Jack, il protagonista di uno dei suoi libri, riteneva invece che tutto quello che abbiamo passato, bello o brutto che sia, ha contribuito a plasmarci, a renderci quelli che siamo. Secondo lui, quindi, non bisognava mai rimpiangere nulla.

Sorrise. Fu un sorriso di disperazione.

Possibile che i suoi migliori amici fossero fatti di carta? E soprattutto erano personaggi che aveva creato lui stesso e che in un certo qual modo avevano un pezzo di lui nel profondo.

Avrebbe voluto prendersi a calci da solo per aver pensato a Jack come a un esempio da seguire, come qualcuno da cui accettare consigli.

Riaprì gli occhi divertito. L’aereo era ormai quasi pieno. Il decollo era imminente.

Roma. La città eterna. La città dell’amore.

Portò lo sguardo da finestrino, con la speranza di intravedere già qualche monumento, magari il Colosseo oppure la Cupola di San Pietro.

Amava Roma e forse, in quel momento, la amava anche più che in passato perché era l’unica città che lui e Katherine non avevano mai visitato insieme.

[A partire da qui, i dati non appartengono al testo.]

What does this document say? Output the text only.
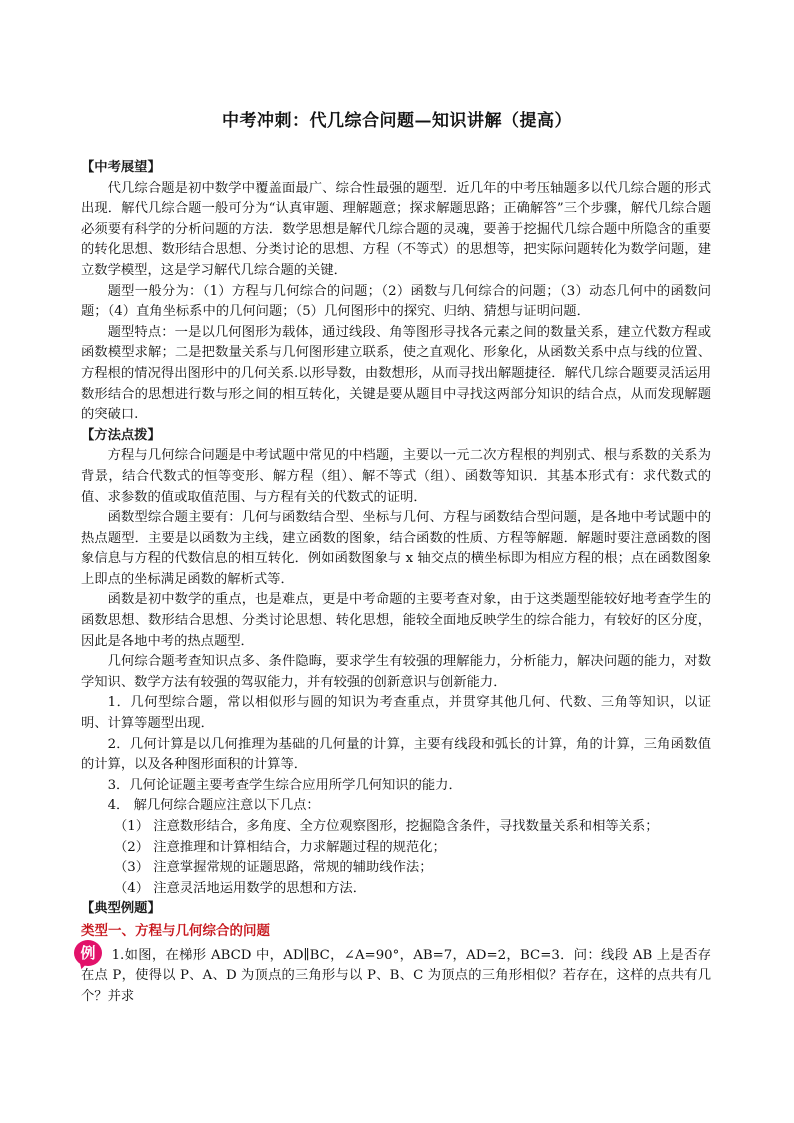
中考冲刺：代几综合问题—知识讲解（提高）

【中考展望】

代几综合题是初中数学中覆盖面最广、综合性最强的题型．近几年的中考压轴题多以代几综合题的形式出现．解代几综合题一般可分为“认真审题、理解题意；探求解题思路；正确解答”三个步骤，解代几综合题必须要有科学的分析问题的方法．数学思想是解代几综合题的灵魂，要善于挖掘代几综合题中所隐含的重要的转化思想、数形结合思想、分类讨论的思想、方程（不等式）的思想等，把实际问题转化为数学问题，建立数学模型，这是学习解代几综合题的关键．

题型一般分为：（1）方程与几何综合的问题；（2）函数与几何综合的问题；（3）动态几何中的函数问题；（4）直角坐标系中的几何问题；（5）几何图形中的探究、归纳、猜想与证明问题．

题型特点：一是以几何图形为载体，通过线段、角等图形寻找各元素之间的数量关系，建立代数方程或函数模型求解；二是把数量关系与几何图形建立联系，使之直观化、形象化，从函数关系中点与线的位置、方程根的情况得出图形中的几何关系.以形导数，由数想形，从而寻找出解题捷径．解代几综合题要灵活运用数形结合的思想进行数与形之间的相互转化，关键是要从题目中寻找这两部分知识的结合点，从而发现解题的突破口.

【方法点拨】

方程与几何综合问题是中考试题中常见的中档题，主要以一元二次方程根的判别式、根与系数的关系为背景，结合代数式的恒等变形、解方程（组）、解不等式（组）、函数等知识．其基本形式有：求代数式的值、求参数的值或取值范围、与方程有关的代数式的证明．

函数型综合题主要有：几何与函数结合型、坐标与几何、方程与函数结合型问题，是各地中考试题中的热点题型．主要是以函数为主线，建立函数的图象，结合函数的性质、方程等解题．解题时要注意函数的图象信息与方程的代数信息的相互转化．例如函数图象与 x 轴交点的横坐标即为相应方程的根；点在函数图象上即点的坐标满足函数的解析式等．

函数是初中数学的重点，也是难点，更是中考命题的主要考查对象，由于这类题型能较好地考查学生的函数思想、数形结合思想、分类讨论思想、转化思想，能较全面地反映学生的综合能力，有较好的区分度，因此是各地中考的热点题型．

几何综合题考查知识点多、条件隐晦，要求学生有较强的理解能力，分析能力，解决问题的能力，对数学知识、数学方法有较强的驾驭能力，并有较强的创新意识与创新能力．

1．几何型综合题，常以相似形与圆的知识为考查重点，并贯穿其他几何、代数、三角等知识，以证明、计算等题型出现．

2．几何计算是以几何推理为基础的几何量的计算，主要有线段和弧长的计算，角的计算，三角函数值的计算，以及各种图形面积的计算等．

3．几何论证题主要考查学生综合应用所学几何知识的能力．

4． 解几何综合题应注意以下几点：

（1） 注意数形结合，多角度、全方位观察图形，挖掘隐含条件，寻找数量关系和相等关系；

（2） 注意推理和计算相结合，力求解题过程的规范化；

（3） 注意掌握常规的证题思路，常规的辅助线作法；

（4） 注意灵活地运用数学的思想和方法．

【典型例题】

类型一、方程与几何综合的问题

例	1.如图，在梯形 ABCD 中，AD∥BC，∠A=90°，AB=7，AD=2，BC=3．问：线段 AB 上是否存在点 P，使得以 P、A、D 为顶点的三角形与以 P、B、C 为顶点的三角形相似？若存在，这样的点共有几个？并求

Era sempre andato da solo in Italia, non si era mai portato dietro neanche il suo agente. Era il paese che amava di più al mondo. Quei paesaggi e quei monumenti riuscivano a dargli una pace interiore che gli permetteva di scrivere libri su libri, pagine e pagine in pochi giorni, in pochi mesi.

Una volta era andato al mare al sud, in un paesino della Calabria. Aveva visitato anche la Puglia, la Sicilia e aveva degustato dei vini in Toscana. Forse avrebbe potuto trasferirsi lì, in Italia. Avrebbe ritrovato se stesso, la gioia di scrivere e soprattutto quella di vivere. Si sarebbe allontanato per sempre da Katherine e da tutto ciò che lo aveva fatto soffrire. Sarebbe cambiato, sarebbe diventato un uomo migliore, un uomo diverso.

Scosse la testa per imporsi di ritornare in sé. Stava un po’ esagerando.

Magari avrebbe potuto semplicemente comprare una bella villa, magari in riva al mare.

L’avrebbe tenuta come rifugio, non ci avrebbe mai portato nessuno. In fondo molti personaggi famosi possedevano delle ville in Italia, molti autori avevano scritto opere bellissime guardando quelle montagne, quei paesaggi, quei mari.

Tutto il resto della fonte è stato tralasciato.